La baja participación laboral femenina plantea un desafío para el crecimiento de Marruecos
La escasa participación de las mujeres en el mercado laboral sigue siendo uno de los principales retos estructurales para la economía marroquí, según el Banco Mundial, que ha dedicado un capítulo completo a esta cuestión en su marco de asociación con Marruecos para el período 2026-2035.
La institución sostiene que la inclusión económica de las mujeres debe considerarse una prioridad para impulsar la competitividad, la creación de riqueza y el desarrollo del país. El tema deja de presentarse únicamente como una cuestión de igualdad de oportunidades para convertirse en un factor ligado directamente al crecimiento económico.
Datos citados del Alto Comisionado para la Planificación muestran que la tasa de actividad femenina alcanzó solo el 19 por ciento en 2025, frente al 68,5 por ciento registrado entre los hombres. Esto significa que menos de una de cada cinco mujeres en edad de trabajar tenía un empleo o buscaba activamente uno.
La situación se mantiene desde hace años. Durante las dos últimas décadas, la participación femenina en el mercado laboral descendió de 28,1 por ciento a alrededor de 19 por ciento, pese a los avances registrados en educación y formación.
Las mujeres tituladas afrontan mayores dificultades
El informe destaca una paradoja persistente. Un mayor nivel educativo no garantiza una mejor inserción profesional para las mujeres.
Muchas jóvenes cualificadas encuentran obstáculos para acceder a empleos acordes con sus competencias debido a la limitada oferta laboral, la falta de adecuación entre formación y necesidades empresariales, y diversos factores sociales que continúan influyendo en sus trayectorias profesionales.
El Banco Mundial también recuerda que análisis anteriores identificaron tasas de desempleo superiores al 50 por ciento entre determinados grupos de mujeres jóvenes con estudios superiores en áreas urbanas.
La actividad laboral femenina sigue además concentrada en pocos sectores. Más de la mitad de las mujeres ocupadas trabaja en la agricultura, con frecuencia dentro de explotaciones familiares. El sector servicios absorbe cerca de un tercio del empleo femenino, mientras que áreas como educación, salud y actividades científicas ofrecen oportunidades más cualificadas, aunque insuficientes para responder al aumento de graduadas.
Las responsabilidades familiares limitan la participación
El Consejo Económico, Social y Medioambiental señala que las mujeres marroquíes dedican cerca de cinco horas diarias al trabajo doméstico y a las tareas de cuidado no remuneradas. Los hombres destinan en promedio solo 43 minutos al día a estas actividades.
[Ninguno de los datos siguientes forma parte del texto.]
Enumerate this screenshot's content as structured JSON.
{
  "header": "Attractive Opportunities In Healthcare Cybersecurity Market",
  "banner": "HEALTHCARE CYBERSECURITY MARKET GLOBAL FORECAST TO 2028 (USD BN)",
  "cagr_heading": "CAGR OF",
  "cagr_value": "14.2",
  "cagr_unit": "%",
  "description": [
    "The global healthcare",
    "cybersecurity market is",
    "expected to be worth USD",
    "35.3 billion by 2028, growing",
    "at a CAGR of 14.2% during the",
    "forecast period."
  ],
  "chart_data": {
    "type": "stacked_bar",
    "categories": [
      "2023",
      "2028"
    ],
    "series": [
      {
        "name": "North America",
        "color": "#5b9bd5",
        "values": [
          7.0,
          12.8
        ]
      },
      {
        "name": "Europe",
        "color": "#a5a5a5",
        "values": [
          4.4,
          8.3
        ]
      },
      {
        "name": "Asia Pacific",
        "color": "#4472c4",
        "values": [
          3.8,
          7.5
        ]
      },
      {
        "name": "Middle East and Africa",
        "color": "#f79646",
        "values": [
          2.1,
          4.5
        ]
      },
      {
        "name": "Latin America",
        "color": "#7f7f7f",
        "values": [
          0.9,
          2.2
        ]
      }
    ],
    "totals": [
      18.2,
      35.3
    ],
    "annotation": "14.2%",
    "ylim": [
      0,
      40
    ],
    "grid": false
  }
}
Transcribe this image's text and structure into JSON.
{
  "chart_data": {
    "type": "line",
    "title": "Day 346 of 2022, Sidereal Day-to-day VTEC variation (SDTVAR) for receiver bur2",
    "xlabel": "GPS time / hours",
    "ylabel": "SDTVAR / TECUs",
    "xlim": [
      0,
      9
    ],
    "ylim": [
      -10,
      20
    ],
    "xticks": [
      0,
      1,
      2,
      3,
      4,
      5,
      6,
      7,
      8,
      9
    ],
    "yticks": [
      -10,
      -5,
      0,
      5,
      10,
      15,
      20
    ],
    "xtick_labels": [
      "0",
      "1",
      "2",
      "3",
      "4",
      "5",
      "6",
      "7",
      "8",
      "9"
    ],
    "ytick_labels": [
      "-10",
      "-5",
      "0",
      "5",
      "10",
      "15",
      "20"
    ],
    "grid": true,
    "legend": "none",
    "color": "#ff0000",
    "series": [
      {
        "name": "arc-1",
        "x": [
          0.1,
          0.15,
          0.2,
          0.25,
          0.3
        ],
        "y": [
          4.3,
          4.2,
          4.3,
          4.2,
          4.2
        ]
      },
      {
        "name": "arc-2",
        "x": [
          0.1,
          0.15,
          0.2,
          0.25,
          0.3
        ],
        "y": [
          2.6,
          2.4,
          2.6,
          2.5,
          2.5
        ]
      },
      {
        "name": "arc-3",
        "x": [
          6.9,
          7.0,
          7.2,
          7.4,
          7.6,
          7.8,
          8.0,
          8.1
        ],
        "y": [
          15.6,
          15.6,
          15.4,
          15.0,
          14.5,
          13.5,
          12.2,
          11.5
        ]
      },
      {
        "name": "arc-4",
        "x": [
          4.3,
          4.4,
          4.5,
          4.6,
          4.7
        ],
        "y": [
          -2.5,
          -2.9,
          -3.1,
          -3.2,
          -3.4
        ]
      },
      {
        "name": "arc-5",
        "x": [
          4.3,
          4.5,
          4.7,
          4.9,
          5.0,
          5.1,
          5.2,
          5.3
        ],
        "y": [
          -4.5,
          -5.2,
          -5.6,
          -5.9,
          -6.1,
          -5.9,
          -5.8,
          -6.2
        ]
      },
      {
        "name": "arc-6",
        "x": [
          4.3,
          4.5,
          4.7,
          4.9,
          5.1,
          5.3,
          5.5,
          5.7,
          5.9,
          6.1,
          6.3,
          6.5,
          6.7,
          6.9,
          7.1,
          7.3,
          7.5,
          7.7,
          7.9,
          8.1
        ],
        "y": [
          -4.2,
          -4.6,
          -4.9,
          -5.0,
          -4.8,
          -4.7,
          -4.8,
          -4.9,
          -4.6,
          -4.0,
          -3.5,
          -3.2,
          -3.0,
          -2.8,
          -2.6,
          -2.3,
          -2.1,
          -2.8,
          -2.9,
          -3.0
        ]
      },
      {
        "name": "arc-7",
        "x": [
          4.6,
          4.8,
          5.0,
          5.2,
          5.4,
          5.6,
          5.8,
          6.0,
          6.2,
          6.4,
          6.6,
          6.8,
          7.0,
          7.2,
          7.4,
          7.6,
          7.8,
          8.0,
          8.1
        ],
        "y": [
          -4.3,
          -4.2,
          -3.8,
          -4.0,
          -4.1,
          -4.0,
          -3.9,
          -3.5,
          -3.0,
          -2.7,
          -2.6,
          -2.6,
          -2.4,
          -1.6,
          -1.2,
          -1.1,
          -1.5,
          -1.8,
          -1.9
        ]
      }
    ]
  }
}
Esta diferencia reduce el tiempo disponible para estudiar, buscar empleo o progresar profesionalmente. Muchas mujeres disminuyen su actividad laboral, aceptan puestos de menor cualificación o abandonan el mercado de trabajo tras contraer matrimonio o tener hijos.
Según el Banco Mundial, el matrimonio reduce en aproximadamente 35 puntos porcentuales la probabilidad de que una mujer participe en el mercado laboral. La presencia de niños pequeños acentúa esta tendencia debido a la falta de servicios de cuidado accesibles, horarios laborales rígidos y dificultades de transporte, especialmente fuera de los grandes centros urbanos.
Un reto económico para el país
El Banco Mundial considera que el impacto de esta situación va más allá de la dimensión social.
La limitada presencia femenina en el mercado laboral reduce el rendimiento económico de las inversiones realizadas durante años en educación y capacitación.
Con base en proyecciones del Alto Comisionado para la Planificación, el Consejo Económico, Social y Medioambiental estima que la incorporación de cerca de 1,7 millones de mujeres actualmente inactivas permitiría elevar la tasa de actividad femenina hasta aproximadamente el 35 por ciento y aumentar el valor añadido nacional en torno al 13 por ciento.
Para avanzar en este objetivo, la institución propone impulsar la creación de empleos cualificados y productivos, ampliar los servicios de cuidado infantil, mejorar el transporte, facilitar el acceso a financiación para emprendedoras y reforzar las medidas contra la discriminación laboral.